Die SPD jedenfalls haben Sie von Ihrer Position nicht überzeugt. Wo liegen Kompromißmöglichkeiten?

Grundsätzlich kann man nur entweder alles oder gar nichts machen. Detaillierte Regelungen ins Grundgesetz zu schreiben, wie es die SPD will, das scheitert an der Lebenswirklichkeit. Blauhelm- Einsätze können in Kampfeinsätze übergehen. UNO-Einsätze können in Einsätze ohne Mandat übergehen. Ein pragmatischer Kompromiß wäre ohne weiteres möglich: Er könnte darin bestehen, vielleicht erst einmal nur das Allernotwendigste zu machen und vielleicht bestimmte Optionen zunächst nicht wahrzunehmen.
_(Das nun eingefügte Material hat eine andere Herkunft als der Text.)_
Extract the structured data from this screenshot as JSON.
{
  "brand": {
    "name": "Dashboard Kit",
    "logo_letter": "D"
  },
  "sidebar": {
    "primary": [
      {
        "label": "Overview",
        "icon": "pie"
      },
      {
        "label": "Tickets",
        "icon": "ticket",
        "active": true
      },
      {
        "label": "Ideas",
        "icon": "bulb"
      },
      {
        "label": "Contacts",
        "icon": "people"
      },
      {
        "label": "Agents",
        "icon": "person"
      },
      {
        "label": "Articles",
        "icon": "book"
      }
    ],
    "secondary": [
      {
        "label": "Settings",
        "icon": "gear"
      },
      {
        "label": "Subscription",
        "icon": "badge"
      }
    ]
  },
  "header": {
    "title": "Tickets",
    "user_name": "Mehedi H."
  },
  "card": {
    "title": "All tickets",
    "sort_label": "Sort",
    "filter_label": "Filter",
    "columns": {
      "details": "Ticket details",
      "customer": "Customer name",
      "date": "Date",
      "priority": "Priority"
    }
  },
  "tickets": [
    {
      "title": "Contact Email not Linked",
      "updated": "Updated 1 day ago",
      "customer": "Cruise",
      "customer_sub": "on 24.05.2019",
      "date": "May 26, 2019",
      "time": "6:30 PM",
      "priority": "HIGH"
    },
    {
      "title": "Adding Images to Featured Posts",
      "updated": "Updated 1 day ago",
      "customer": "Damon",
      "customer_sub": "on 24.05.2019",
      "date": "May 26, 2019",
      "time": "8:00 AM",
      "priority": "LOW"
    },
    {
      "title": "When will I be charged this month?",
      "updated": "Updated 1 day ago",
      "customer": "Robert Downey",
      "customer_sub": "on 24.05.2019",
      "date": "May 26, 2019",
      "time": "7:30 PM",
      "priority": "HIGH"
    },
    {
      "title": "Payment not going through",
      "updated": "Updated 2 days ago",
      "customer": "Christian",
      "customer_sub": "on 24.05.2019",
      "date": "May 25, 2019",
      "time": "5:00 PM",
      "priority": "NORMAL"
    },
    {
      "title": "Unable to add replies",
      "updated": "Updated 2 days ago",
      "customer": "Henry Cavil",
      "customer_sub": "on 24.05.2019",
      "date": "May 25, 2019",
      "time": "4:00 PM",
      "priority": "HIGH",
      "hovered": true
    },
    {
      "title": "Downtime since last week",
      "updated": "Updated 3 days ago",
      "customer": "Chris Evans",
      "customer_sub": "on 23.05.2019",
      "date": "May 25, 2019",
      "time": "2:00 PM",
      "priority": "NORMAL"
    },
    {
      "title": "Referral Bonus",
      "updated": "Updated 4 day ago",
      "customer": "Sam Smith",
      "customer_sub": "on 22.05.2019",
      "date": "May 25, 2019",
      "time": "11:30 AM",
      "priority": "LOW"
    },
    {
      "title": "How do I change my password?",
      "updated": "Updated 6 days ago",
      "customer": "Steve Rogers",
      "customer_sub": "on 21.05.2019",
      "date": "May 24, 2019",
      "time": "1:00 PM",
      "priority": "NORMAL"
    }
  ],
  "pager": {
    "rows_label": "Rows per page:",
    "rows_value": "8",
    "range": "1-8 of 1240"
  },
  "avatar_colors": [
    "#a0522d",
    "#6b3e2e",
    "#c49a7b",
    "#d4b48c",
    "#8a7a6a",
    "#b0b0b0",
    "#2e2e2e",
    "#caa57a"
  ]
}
Das setzt allerdings ein grundsätzliches Einvernehmen über alle notwendigen Optionen sowie den Verzicht auf eine verfassungsrechtliche, das heißt ein für allemal geltende Regelung voraus. Diesen politischen Kompromiß könnte man absichern durch abgestufte Beteiligungsrechte des Bundestages, welche die Opposition einschließen. Daher verhindert jeder einen Kompromiß, der auf einer verfassungsrechtlichen Regelung besteht.

Verteidigungsminister Volker Rühe hat noch im Sommer erklärt, vor Ablauf des Jahrzehnts könne er sich Kampfeinsätze deutscher Soldaten nicht vorstellen.

Leider können wir das internationale Geschehen nicht vorherbestimmen. Der Verteidigungsminister hat diese Äußerung deshalb auch nie wiederholt.

Wie soll denn der aktuelle Streitfall zwischen CDU und FDP gelöst werden? Ordnet der Kanzler per Richtlinienkompetenz an, daß die Deutschen bei einem AWACS- Einsatz über Bosnien drinbleiben?

Wir werden eine Einigung finden. Die Koalition wird daran nicht zerbrechen.